For many of us, smart cards are now part of our daily lives. We rely on their technology to use transport systems, gain access into our office buildings and give us access to networked computer systems. But as smart card technology continues to evolve, there are some interesting new applications in the pipeline. While many of them are still at the concept phase, they have the potential to make a very real impact in the most unexpected of places.

A case in point: a South African company, based near Port Elizabeth, was experiencing repeated problems with theft of petrol intended for its large mining trucks. The trucks were fitted with an antenna over the petrol filler and the nozzle of the petrol dispenser was fitted with a reader module. Once the nozzle was inserted into the filler, this then enabled the petrol itself to be pumped into the trucks.

However, people soon discovered that they could remove the antenna from the trucks and place it over their own car filler, which allowed them to dispense petrol directly into their own cars. The solution was a special, tamper-resistant antenna, which if removed from the trucks would be rendered inoperable so fuel will not be dispensed.

Another new and interesting use of smart card technology in South Africa was found within the city government. A local authority was struggling to find an effective way of managing parking in certain areas of Cape Town where its parking attendants were vulnerable to attack when carrying money on their person.

Motorists can purchase a city parking card from designated retail outlets that is pre-loaded with credit. After parking, the driver locates the nearest attendant – each of whom has responsibility for monitoring a maximum of around ten bays – and informs him of his bay number, presenting his city parking card to a GPS-enabled mobile reader. The mobile reader verifies that there is sufficient money on that card, and when the driver selects their desired parking time, the money is deducted from the card.

The reader sends an electronic message to the central station confirming that a vehicle will be parked in a particular street for a set period of time. When that time is up, a message is sent from the central station back to the mobile attendant’s reader indicating that the vehicle has outstayed its allotted time slot. The warden then can return to ticket the car if necessary.

Closer to home, smart card technology could also help to make the system of dispensing regular medicines to patients in UK hospitals more secure. One concept that is currently under investigation is storing medicine at a patient’s bedside in a secure cabinet. This cabinet is fitted with reading technology and is wirelessly connected to a piece of pharmaceutical software that can link to personal dosage information stored on an RFID wristband.

For instance, if a patient needs to take one tablet at six o’clock in the morning, the software will communicate with the cabinet to indicate that the patient needs to access their medicine. The patient then presents their wristband to the reader which is located in the cabinet, opening the drawer and allowing the patient to take their prescribed medication at the correct time. Given that the NHS already uses smart cards for physical and logical access, extending their application to dispensing of medicine is a progression that makes perfect sense.

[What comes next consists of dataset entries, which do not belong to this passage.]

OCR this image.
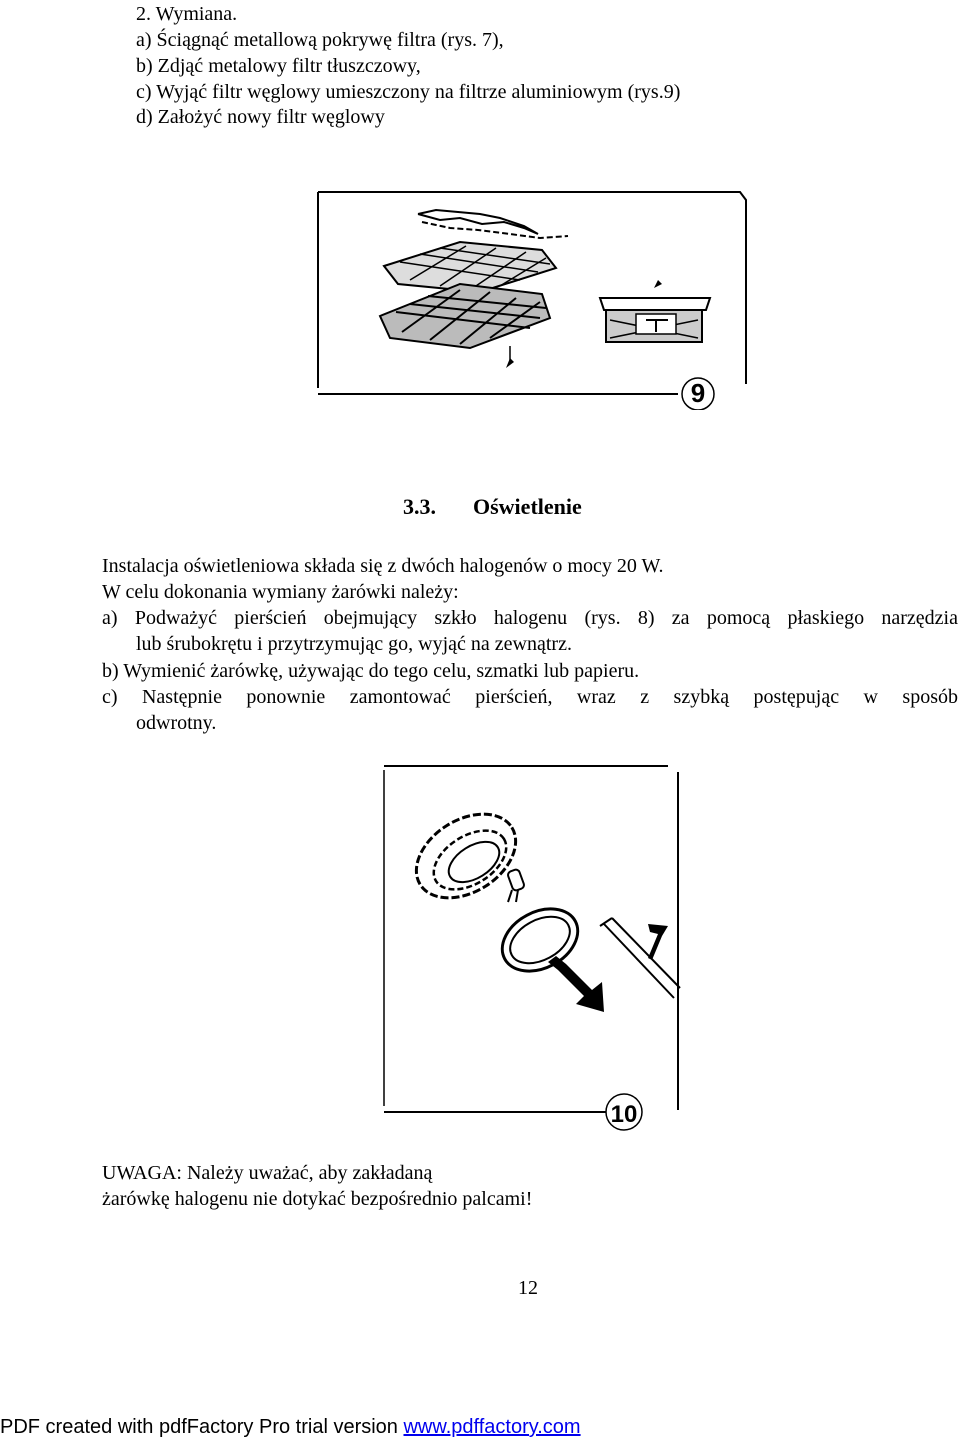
2. Wymiana.
a) Ściągnąć metallową pokrywę filtra (rys. 7),
b) Zdjąć metalowy filtr tłuszczowy,
c) Wyjąć filtr węglowy umieszczony na filtrze aluminiowym (rys.9)
d) Założyć nowy filtr węglowy
9
3.3. Oświetlenie
Instalacja oświetleniowa składa się z dwóch halogenów o mocy 20 W.
W celu dokonania wymiany żarówki należy:
a) Podważyć pierścień obejmujący szkło halogenu (rys. 8) za pomocą płaskiego narzędzia
lub śrubokrętu i przytrzymując go, wyjąć na zewnątrz.
b) Wymienić żarówkę, używając do tego celu, szmatki lub papieru.
c) Następnie ponownie zamontować pierścień, wraz z szybką postępując w sposób
odwrotny.
10
UWAGA: Należy uważać, aby zakładaną
żarówkę halogenu nie dotykać bezpośrednio palcami!
12
PDF created with pdfFactory Pro trial version www.pdffactory.com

Another interesting use of smart card technology is to facilitate mustering. In the event of a fire drill, the usual procedure is that everybody evacuates the building and meets at an assembly point where they report to a fire warden who ticks off their name on a list. Now this very manual approach is being replaced by a more sophisticated process where a company’s access control system can be used to produce a list of people in the building at the time of a fire alarm.

This information is then downloaded on a regular interval to mobile or mustering devices. Once safely at the assembly point, each employee touches their secure ID card to a mobile device carried by a fire warden, and their name can be checked off, with a counter logging each person until all are accounted for. Recent tests carried out by a large London-based corporation showed that an electronic process cut the time down by 45 minutes compared to a paper one – time that could prove vital in an emergency situation.

Smart card technology is also making an appearance in the fleet management sector, with RFID now being installed in rental cars. The idea is that a hire car could be parked on the street corner and could be accessed simply by presenting an RFID-enabled card to a reader installed in the window screen. Some major car rental companies are keen to leverage the benefits of this technology in streamlining the management of their fleet.

The scope for smart card technology to improve access control and drive operational efficiencies is virtually unbounded. As we continue to search for ways to run our busy lives more safely and smoothly, it seems likely that the potential for smart cards to help us do just that will be limited only by our imagination.